A second-winter Great Black-Backed Gull was perched on a post near Peter Pan, dwarfing the Black-Headed Gull on the next post. This is the first time we have seen this bird, as the young one seen in previous years is now nearly grown up.

A Black-Headed Gull was showing no respect for Edward Jenner, the inventor of vaccination against smallpox, who is honoured with a statue in the Italian Garden.

Roman statues used to have a little bronze umbrella called a meniscus attached to the top of the head. This would have looked ridiculous to us, but they were used to it and it kept bird droppings off -- a serious matter for Roman statues, which were painted and couldn't be scrubbed clean.

The Black Swan and his girlfriend were together at the Lido. There were no other swans near, and they were taking advantage of the peaceful moment to do a bit of preening.

This is Blondie the Egyptian Goose with her mate. She is still just 50 yards from the place in the reeds where she first saw the light of day. She went to the Round Pond once, didn't like it and came home.

The Teal has again changed a lot since he was last seen two days ago.

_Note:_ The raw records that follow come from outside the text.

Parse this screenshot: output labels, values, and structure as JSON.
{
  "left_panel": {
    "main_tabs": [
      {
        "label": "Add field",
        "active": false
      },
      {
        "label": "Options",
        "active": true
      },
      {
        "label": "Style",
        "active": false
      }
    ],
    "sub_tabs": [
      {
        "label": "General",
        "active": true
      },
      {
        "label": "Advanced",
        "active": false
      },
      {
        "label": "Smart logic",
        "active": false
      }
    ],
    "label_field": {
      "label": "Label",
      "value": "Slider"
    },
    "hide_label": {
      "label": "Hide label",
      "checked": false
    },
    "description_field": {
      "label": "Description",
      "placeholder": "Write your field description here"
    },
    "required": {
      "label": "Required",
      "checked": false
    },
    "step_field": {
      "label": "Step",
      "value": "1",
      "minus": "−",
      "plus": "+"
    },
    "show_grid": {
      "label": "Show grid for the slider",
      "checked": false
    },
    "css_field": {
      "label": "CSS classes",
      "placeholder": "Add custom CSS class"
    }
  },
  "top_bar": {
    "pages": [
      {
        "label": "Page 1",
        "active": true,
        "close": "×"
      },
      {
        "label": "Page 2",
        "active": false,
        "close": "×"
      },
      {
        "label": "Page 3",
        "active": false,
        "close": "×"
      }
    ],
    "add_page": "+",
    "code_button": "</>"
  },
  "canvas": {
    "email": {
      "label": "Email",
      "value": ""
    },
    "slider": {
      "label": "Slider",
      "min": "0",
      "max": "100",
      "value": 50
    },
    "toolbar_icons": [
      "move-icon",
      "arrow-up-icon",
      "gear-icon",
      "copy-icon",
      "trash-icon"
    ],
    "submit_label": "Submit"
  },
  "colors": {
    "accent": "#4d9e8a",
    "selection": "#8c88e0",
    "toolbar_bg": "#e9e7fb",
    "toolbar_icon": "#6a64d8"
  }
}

As well as the developing adult colours on his head, he has more black and white vermiculated plumage on his sides.

This is one of the Moorhens hatched in the Italian Garden in spring, and still there with the rest of the family. It is very nearly in its full colours, though still a little browner than an adult, and only a hint of duskiness remains in its bill and feet.

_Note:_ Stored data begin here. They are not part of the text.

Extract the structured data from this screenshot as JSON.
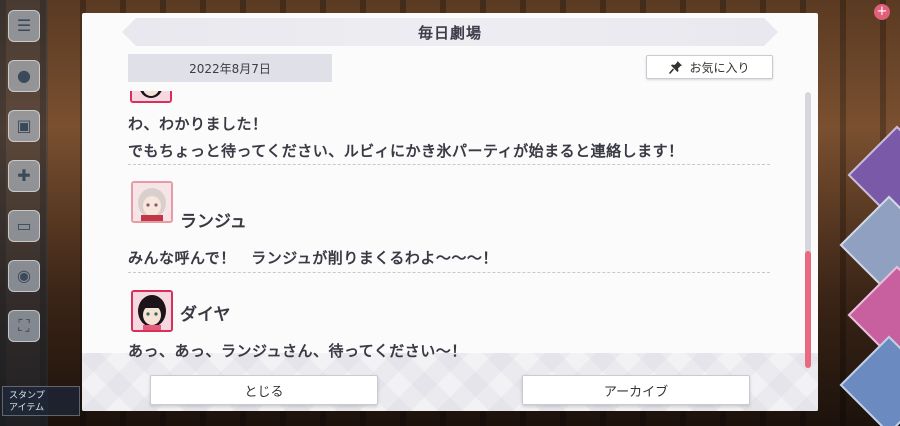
{
  "modal": {
    "title": "毎日劇場",
    "date": "2022年8月7日",
    "favorite_label": "お気に入り",
    "close_label": "とじる",
    "archive_label": "アーカイブ"
  },
  "dialogue": [
    {
      "speaker": "",
      "lines": [
        "わ、わかりました！",
        "でもちょっと待ってください、ルビィにかき氷パーティが始まると連絡します！"
      ]
    },
    {
      "speaker": "ランジュ",
      "lines": [
        "みんな呼んで！　ランジュが削りまくるわよ〜〜〜！"
      ]
    },
    {
      "speaker": "ダイヤ",
      "lines": [
        "あっ、あっ、ランジュさん、待ってください〜！"
      ]
    }
  ],
  "background": {
    "stamp_label_line1": "スタンプ",
    "stamp_label_line2": "アイテム"
  },
  "icons": {
    "menu": "menu-icon",
    "chat": "chat-icon",
    "pin": "pin-icon"
  },
  "colors": {
    "accent": "#e86a80",
    "avatar_border_dia": "#d8305a",
    "avatar_border_lanzhu": "#e89aa8"
  }
}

A Cormorant was looking for fish in the wire baskets near the bridge.

A Grey Heron was scratching its ear on a tree beside the Long Water.

The shore near the Dell restaurant was crowded with people visiting the funfair, but two Pied Wagtails were ignoring them and running up and down the shore. They are shy when stared at, but no one noticed them.

The berries on the rowan trees on Buck Hill are getting scanty after visits from many kinds of birds. Here is a Starling finishing off a bunch.


  1. Rather liked the serious portrait of the young moorhen; thank you.
    When visiting a medical centre in the concrete jungle with faux nature that is the Olympic Park today, I saw a few Pied Wagtails, just on the street, picking at invisible (to my eye) things on the pavement. Much to my pleasant surprise.

  2. should have said: 'especially liked' . Your photos are always worth looking at.

    1. Thanks. It was a rather dull day, though, and I didn't get any good pictures. There was a streetwise Pied Wagtail in Queensway a couple of years ago, running around people's ankles and among the moving cars, sure that its speed would get it out of trouble. It would come and take little bits of cheese thrown on to the pavement.

  3. Hi Ralph
    thanks for the blog which I have just discovered - very informative and enjoyable. In case it is of interest, last week there were eight rose-ringed parakeets feeding on the fruit from a crab apple tree on the north side of Hyde Park between Lancaster Gate and Marble Arch.


    1. Thanks. The parakeets now seem to have spread right to the farthest corner of the park from their original territory in Kensington Gardens. It took them a surprisingly long time to do this.